According to NCQA, the accreditation program will set a high standard for organizations that call themselves ACOs. Many organizations use the term ACO even when not participating in the official Medicare system, called the Shared Savings Program. The accreditation program evaluates ACOs based on 14 standards and 65 elements that include: ACO structure and operations; access to needed providers; patient-centered primary care; care management, care coordination, and transitions; patient rights and responsibilities; and performance reporting and quality improvement.

According to NCQA, being named an accredited ACO helps purchasers and providers identify effective partners and helps patients find physicians who are committed to providing the quality care they need, when they need it.

NCQA has also been successful in moving closer to achieving deemed status by Medicare.

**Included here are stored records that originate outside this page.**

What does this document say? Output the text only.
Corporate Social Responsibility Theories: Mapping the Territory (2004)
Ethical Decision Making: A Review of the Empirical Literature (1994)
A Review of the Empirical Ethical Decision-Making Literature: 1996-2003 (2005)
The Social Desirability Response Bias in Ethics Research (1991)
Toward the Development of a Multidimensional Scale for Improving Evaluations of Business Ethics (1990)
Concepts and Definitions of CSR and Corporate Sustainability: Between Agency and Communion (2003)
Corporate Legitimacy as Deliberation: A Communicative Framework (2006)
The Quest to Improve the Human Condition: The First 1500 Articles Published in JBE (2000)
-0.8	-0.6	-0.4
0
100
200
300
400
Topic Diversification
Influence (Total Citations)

This would mean that NCQA accreditation automatically qualifies an organization as an ACO under Medicare.

More information is available online from NCQA.

Report Released on Meaningful Use, EHR Adoption

The Office of the National Coordinator for Health IT (ONC) released a data brief that shows acute care hospitals are making solid progress on adopting electronic health records (EHR) and achieving meaningful use of health information technology under Medicare’s incentive program that began in 2009.

According to ONC, nearly 45% of U.S. acute care hospitals had a basic EHR system in 2012, compared with only 12.2% in 2009. But hospital adoption of EHR systems varied significantly across states. Rates of hospital adoption of at least a basic EHR system were significantly above the national average in 12 states and significantly below the national average in 11 other states. South Dakota had the highest rate of adoption at 70.6%, and New Hampshire had the lowest, 21.1%. Overall, 85% of acute care hospitals could meet at least some meaningful use objectives in 2012. That’s up from 72% only 1 year earlier.

In addition, adoption of EHR systems by non-federal acute care hospitals has steadily increased since 2009. In 2012, 44% of non-federal acute care hospitals had adopted at least a basic EHR system with clinician notes. That’s a 61% increase from the previous year and a more than three-fold increase in EHR adoption since 2009.

Looking narrowly at meaningful use, ONC also reported significant progress. From 2008 to 2012, hospitals’ capability to meet each of seven meaningful use objectives grew significantly, with increases ranging from 32% to 167%. One area in particular where hospitals made significant progress is computerized physician order entry (CPOE) for medication orders, which increased from 27% in 2008 to 72% in 2012. Drug interaction checks and clinical decision support rules increased as well.

The high achievement in CPOE may bode well for laboratories. Stage 2 begins as early as 2014 for some providers, and will require that CPOE be used for laboratory orders as well as medications. More information is available online.